Birthday Blues

Exams are over, dear reader, so hopefully I can begin to pick up this ol’ blog thing again. It was my birthday on Friday (THE 23RD OF MAY I AM SO LATE AND SHIT), but I stupidly decided to drink a hell of a lot of whisky the night before, and spent the morning shivering in a towel and gagging into my sink. This bodes badly but probably accurately for the year to come. My mother bought me a badge that looks like a jammy dodger, a bottle stopper that looks like an apple, a mirror that looks like a chocolate digestive, and some children’s socks with butterflies on. Thanks ma. I also got some handmade RuPaul’s Drag Race badges which are amazingly awful.

Once I’d got over my crippling hangover, I went to the St Moritz club in Soho, and watched the Dirty Gentleman, who were really very good. The guitarist looks a bit like the old Daario Naharis (you know I ❤ him) and I did that old thing where you fall in love with somebody for an evening. OBVIOUSLY I didn’t go and talk to him afterwards, ‘cos that would mean I was actually a functioning human being, which I’m clearly not.


The real celebration was yet to come though, and on Saturday me and my posse/entourage/crew headed over to Crucifix Lane near London Bridge to attend Whirl-y-gig. I was serving up some fairy princess realness – paint on my face, garland in my hair, Peroni in my bloodstream and MDMA in my bra. I think it’s safe to say that it was the best night I’ve had since coming to uni, which probably means it was the best night out of my life. I’ve been to a few other nights which are mainly facilitators for taking drugs, but this was different – it didn’t leave me with that grimy, regretful feeling. Even the security and bar staff were friendly and you could tell that they wanted to be there.

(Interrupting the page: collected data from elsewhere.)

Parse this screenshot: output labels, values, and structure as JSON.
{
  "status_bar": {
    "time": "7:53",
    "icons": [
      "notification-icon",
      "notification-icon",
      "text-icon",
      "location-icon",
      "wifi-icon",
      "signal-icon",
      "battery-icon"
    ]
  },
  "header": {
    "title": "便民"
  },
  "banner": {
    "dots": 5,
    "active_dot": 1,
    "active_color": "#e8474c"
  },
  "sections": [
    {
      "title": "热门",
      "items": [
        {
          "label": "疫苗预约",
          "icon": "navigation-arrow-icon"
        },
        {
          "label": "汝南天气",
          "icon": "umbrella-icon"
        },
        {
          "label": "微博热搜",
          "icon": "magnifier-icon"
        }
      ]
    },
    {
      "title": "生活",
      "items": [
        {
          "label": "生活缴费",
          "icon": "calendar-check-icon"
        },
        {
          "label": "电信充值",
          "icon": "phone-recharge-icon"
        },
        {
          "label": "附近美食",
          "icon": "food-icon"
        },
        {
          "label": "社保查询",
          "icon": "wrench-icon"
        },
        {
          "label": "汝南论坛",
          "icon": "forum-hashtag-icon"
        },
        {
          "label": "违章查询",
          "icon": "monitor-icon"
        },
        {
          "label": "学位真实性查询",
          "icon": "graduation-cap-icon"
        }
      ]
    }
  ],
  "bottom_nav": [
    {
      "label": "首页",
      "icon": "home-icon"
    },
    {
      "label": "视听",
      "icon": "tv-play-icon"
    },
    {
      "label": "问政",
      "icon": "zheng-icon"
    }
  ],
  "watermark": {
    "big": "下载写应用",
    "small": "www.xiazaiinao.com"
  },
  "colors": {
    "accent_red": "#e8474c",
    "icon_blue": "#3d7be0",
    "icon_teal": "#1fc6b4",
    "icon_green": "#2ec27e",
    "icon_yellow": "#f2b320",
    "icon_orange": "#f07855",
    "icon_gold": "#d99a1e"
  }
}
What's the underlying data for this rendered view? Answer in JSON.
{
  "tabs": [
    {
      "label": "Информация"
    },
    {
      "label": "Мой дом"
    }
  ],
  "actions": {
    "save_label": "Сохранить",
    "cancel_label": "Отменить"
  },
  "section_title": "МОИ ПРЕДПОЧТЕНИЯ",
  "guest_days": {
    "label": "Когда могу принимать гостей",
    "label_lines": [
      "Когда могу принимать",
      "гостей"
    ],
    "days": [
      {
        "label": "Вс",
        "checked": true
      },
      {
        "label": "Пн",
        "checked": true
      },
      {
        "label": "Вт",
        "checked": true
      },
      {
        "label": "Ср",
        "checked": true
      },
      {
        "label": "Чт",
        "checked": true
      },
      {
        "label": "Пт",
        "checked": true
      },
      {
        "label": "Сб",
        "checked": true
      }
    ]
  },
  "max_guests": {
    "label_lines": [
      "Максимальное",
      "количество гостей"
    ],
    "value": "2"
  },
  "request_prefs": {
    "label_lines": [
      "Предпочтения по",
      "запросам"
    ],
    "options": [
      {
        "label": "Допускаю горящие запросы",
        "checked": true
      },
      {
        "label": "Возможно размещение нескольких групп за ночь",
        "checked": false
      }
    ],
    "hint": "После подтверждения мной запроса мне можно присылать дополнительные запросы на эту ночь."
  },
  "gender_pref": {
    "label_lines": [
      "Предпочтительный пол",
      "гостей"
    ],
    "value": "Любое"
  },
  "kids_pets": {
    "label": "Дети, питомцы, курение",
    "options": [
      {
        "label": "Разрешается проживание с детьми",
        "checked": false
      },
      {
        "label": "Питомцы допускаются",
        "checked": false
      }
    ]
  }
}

I went around all night putting my garland on different people’s heads and taking photos, ‘cos I’m THAT kind of wastrel, and bought a little flute and played it to the music all night. In hindsight, I must’ve looked like a complete prick, but I felt glorious and full of love and empathy for everybody and urgh this is sickening isn’t it? Speaking of which, I marred my evening by chucking up in the smoking area on both my shoes and another girl’s, ‘cos my URL really isn’t true. Luckily, I’m a pretty charming gal and managed to make friends with said sicky-shoed girl, and she even gave me her water. SICK.

And so the night continued, dancing with ginger-dreadlocked men and buying more drugs probably mainly consisting of washing powder and laxatives. This was all to the sweet beats of DJ Monkey Pilot and the Dance Trance Sound System. Not only is this my favourite name ever, but I think he might be my favourite man ever – he was about 60 and DJ’d for 8 hours straight in a sombrero and a poncho. The music was highly superior to your standard London club night – a mixture of ambient dance music, drum ‘n bass, trance and just a little bit of witchcraft (I would call it ‘eclectic’ but my mum hates that word because she thinks stupid people use it to sound clever.)


At about 5:30, or 6:00 (don’t ask me to keep track of time, I simply can’t do it), everybody sat down on the floor in the main room and the staff pulled a parachute over us. My friends and I languished all over one another, and everybody passed spliffs around. The lights were shining through the fabric, and the parachute was moving up and down above us and if you’d asked me at the time, I’d probably have said that it was magic.


It wasn’t, of course, and the night faded into the day and we made our tired way across London with the morning commuters hating us. My friend had to go to Portsmouth the following day at 10:30 and go out for a family roast dinner with his mum who lived in Australia and he hadn’t seen since July. I felt incredibly sorry for him as the rest of us rolled around on the bed, easing ourselves back to reality with calmer drugs.

We went back to Crucifix Lane for an event called ‘Wonderland’ but it just wasn’t quite the same – fun but not fantastical; good but not great; a party but not pure.What was so special about Whirl-y-gig was the utter unexpectedness of the whole thing – the colour, the amazing people. It was the clubbing equivalent of a marshmallow (not that I can eat them, fucking gelatine) – soft and lovely and colourful. I’ll leave you a link to the awfully designed website so you can go along if you live in London; I highly recommend it.

I’ll try and post more now that I’m basically free for 4 months.